> The death of in-house engines is one we should be sad about, because it creates a monoculture of game vision—more games will be more similar then they are different—it's easiest to use defaults when you have other decisions to make.
I'm not so sure about that. We've seen incredible innovation on top of Unity and Unreal (and Gamebryo still). There are some tell-tale signs a game might be running on one engine versus the other, but among games on the same engine there is an incredible variety in everything creative done on top of the engines from art styles to gameplay to even indie business models. Unity has plenty of flaws but we've seen so much more diversity in games since Unity has provided a base platform that better lets especially small developers focus on their unique creative visions rather than reinventing low level primitives yet again. A rising tide lifts boats, right?
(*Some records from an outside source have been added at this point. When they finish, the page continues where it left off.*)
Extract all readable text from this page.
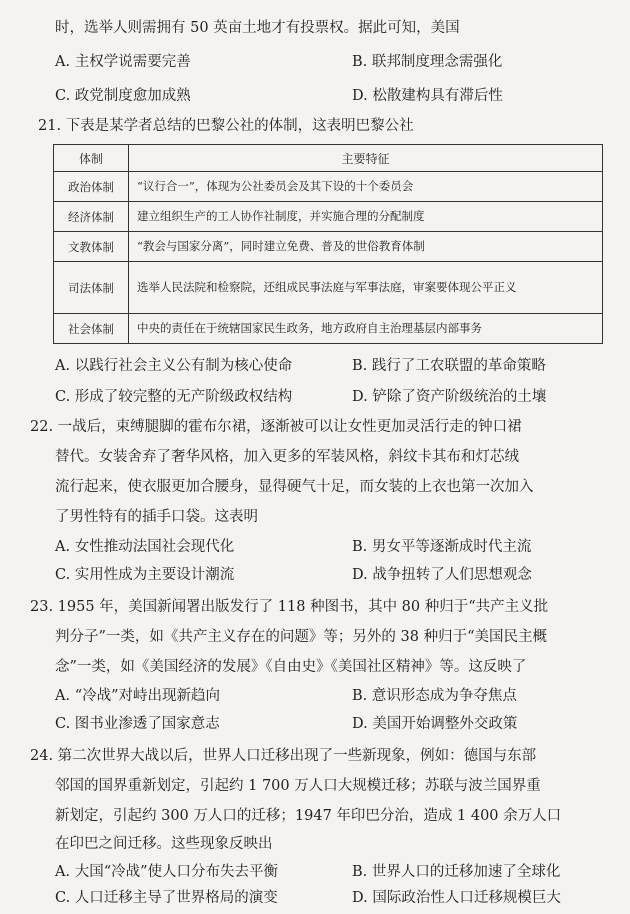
时，选举人则需拥有 50 英亩土地才有投票权。据此可知，美国
A. 主权学说需要完善	B. 联邦制度理念需强化
C. 政党制度愈加成熟	D. 松散建构具有滞后性
21. 下表是某学者总结的巴黎公社的体制，这表明巴黎公社
体制	主要特征
政治体制	“议行合一”，体现为公社委员会及其下设的十个委员会
经济体制	建立组织生产的工人协作社制度，并实施合理的分配制度
文教体制	“教会与国家分离”，同时建立免费、普及的世俗教育体制
司法体制	选举人民法院和检察院，还组成民事法庭与军事法庭，审案要体现公平正义
社会体制	中央的责任在于统辖国家民生政务，地方政府自主治理基层内部事务
A. 以践行社会主义公有制为核心使命	B. 践行了工农联盟的革命策略
C. 形成了较完整的无产阶级政权结构	D. 铲除了资产阶级统治的土壤
22. 一战后，束缚腿脚的霍布尔裙，逐渐被可以让女性更加灵活行走的钟口裙
替代。女装舍弃了奢华风格，加入更多的军装风格，斜纹卡其布和灯芯绒
流行起来，使衣服更加合腰身，显得硬气十足，而女装的上衣也第一次加入
了男性特有的插手口袋。这表明
A. 女性推动法国社会现代化	B. 男女平等逐渐成时代主流
C. 实用性成为主要设计潮流	D. 战争扭转了人们思想观念
23. 1955 年，美国新闻署出版发行了 118 种图书，其中 80 种归于“共产主义批
判分子”一类，如《共产主义存在的问题》等；另外的 38 种归于“美国民主概
念”一类，如《美国经济的发展》《自由史》《美国社区精神》等。这反映了
A. “冷战”对峙出现新趋向	B. 意识形态成为争夺焦点
C. 图书业渗透了国家意志	D. 美国开始调整外交政策
24. 第二次世界大战以后，世界人口迁移出现了一些新现象，例如：德国与东部
邻国的国界重新划定，引起约 1 700 万人口大规模迁移；苏联与波兰国界重
新划定，引起约 300 万人口的迁移；1947 年印巴分治，造成 1 400 余万人口
在印巴之间迁移。这些现象反映出
A. 大国“冷战”使人口分布失去平衡	B. 世界人口的迁移加速了全球化
C. 人口迁移主导了世界格局的演变	D. 国际政治性人口迁移规模巨大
The sad thing about the death of in-house engines is that the tide doesn't rise more each time one dies. Game companies should open source more of their in-house engines as they retire them. (CDPR should open Red Engine now that they are moving off of it.) Game companies should externalize (if not open source, then open/easy licensing with source access) more of their in-house engines while those engines are still living. I don't expect more engines to be properly productized like Unity or Unreal, but it would still be interesting to see more engines shared in more interesting ways outside of single developer/single publisher silos.
We know Remedy can do very interesting things with Northlight and it seems to have some tricks other engines can't do, so it would be nice to see if developers that aren't Remedy can also do interesting things with it. If Remedy ever retires Northlight it would be nice to see how it did some of its tricks in a way other engines can learn from.